Вдоль стен лавки — дубовые, широкие. Застелены одеялами, сверху подушки, явно набитые сеном. В красном углу божница: икона Богоматери в окладе из серебра, старого, потемневшего, лампадка из зеленого стекла, ниже на столе веточка вербы — сухая уже.

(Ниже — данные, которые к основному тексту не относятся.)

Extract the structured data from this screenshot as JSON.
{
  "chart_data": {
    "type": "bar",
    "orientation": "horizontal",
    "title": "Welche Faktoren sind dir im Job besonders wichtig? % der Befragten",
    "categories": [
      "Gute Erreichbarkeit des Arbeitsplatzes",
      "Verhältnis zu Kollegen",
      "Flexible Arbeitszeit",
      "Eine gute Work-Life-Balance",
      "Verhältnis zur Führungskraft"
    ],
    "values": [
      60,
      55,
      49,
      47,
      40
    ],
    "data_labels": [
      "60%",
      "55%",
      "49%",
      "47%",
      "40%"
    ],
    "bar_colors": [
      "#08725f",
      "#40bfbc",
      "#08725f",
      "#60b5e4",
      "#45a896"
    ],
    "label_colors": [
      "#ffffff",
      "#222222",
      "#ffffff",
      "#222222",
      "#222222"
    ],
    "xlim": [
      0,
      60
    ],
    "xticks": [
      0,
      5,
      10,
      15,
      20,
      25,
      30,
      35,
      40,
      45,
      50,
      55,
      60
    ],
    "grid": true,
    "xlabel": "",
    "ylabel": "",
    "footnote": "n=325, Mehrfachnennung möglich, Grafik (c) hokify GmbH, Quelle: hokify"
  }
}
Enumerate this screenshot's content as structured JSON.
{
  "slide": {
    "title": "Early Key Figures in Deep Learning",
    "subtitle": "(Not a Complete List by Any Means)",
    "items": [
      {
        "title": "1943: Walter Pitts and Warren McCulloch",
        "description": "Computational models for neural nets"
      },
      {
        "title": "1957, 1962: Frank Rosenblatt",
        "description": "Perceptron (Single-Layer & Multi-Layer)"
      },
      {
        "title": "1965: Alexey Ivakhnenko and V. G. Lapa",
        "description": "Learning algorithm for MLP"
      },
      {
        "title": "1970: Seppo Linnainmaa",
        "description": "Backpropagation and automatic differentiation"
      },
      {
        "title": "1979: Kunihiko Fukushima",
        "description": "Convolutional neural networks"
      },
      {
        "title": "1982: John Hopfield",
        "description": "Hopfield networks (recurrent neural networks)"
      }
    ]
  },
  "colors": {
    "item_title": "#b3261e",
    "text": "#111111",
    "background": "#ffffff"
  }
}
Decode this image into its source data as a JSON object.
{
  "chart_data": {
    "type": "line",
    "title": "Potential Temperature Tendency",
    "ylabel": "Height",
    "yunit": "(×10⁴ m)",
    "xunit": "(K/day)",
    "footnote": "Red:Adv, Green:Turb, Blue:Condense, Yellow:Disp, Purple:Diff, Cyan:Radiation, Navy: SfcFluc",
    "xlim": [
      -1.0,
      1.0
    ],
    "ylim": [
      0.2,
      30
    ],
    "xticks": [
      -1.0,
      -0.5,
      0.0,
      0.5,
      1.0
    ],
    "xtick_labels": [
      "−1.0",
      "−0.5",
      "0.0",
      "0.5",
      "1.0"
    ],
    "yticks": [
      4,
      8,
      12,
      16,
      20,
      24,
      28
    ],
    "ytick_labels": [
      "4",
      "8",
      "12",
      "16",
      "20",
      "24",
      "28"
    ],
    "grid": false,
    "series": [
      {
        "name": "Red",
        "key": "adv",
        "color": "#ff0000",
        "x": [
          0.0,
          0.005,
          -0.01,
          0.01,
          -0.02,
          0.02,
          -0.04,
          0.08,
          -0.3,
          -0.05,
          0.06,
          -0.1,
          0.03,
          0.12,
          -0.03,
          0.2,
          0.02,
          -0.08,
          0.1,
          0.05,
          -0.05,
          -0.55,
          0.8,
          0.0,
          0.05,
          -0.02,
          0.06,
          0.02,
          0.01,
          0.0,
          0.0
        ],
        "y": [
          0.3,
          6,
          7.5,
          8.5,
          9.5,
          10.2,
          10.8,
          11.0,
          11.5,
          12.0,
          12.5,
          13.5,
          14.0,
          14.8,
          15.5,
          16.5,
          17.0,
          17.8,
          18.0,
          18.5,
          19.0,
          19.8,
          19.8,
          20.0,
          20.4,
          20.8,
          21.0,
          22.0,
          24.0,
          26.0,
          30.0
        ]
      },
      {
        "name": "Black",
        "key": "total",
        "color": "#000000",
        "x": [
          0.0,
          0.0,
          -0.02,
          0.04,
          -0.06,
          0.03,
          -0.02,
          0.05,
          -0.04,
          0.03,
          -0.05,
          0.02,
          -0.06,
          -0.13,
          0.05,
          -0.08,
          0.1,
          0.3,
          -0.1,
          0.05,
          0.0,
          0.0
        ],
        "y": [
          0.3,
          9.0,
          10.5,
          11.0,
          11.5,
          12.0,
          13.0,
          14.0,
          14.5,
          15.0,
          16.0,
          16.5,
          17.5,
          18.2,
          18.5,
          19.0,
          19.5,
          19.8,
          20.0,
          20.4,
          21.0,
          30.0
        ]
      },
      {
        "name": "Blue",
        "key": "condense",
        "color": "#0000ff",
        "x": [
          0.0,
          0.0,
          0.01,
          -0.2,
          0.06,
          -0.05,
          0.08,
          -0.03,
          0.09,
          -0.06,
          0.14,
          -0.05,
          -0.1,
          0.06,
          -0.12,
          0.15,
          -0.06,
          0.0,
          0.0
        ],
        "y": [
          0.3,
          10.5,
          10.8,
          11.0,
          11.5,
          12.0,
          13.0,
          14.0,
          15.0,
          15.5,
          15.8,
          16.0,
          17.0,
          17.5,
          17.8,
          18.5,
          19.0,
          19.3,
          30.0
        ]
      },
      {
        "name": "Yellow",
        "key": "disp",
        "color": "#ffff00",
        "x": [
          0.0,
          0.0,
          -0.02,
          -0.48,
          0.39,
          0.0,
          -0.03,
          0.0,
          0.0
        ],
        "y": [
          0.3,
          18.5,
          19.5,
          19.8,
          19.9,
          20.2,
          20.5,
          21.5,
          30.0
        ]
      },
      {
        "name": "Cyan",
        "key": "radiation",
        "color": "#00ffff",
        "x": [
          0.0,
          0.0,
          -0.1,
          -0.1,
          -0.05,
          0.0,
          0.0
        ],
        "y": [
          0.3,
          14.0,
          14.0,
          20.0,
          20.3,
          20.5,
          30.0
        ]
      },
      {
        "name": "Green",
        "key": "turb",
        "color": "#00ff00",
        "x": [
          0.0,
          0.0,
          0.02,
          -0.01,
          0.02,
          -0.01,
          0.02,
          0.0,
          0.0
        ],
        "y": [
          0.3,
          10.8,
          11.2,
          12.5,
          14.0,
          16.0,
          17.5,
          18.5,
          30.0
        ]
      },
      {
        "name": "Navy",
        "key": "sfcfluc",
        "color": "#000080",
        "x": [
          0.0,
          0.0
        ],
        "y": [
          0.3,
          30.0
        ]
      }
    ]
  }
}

У окна стол — тоже нарочито простой, на козлах, накрытый льняной скатертью, без узоров и вышивки, из украшений — только мережка по кайме. На столе — самовар, начищенный так, что видно отражение комнаты. Рядом с самоваром чашки, разные. Две из одного набора, с синей каймой, одна красная в крупный горох, и еще одна глиняная — видно, бой был, заменяли чем придется. Ложки рядом серебряные, но тоже разные.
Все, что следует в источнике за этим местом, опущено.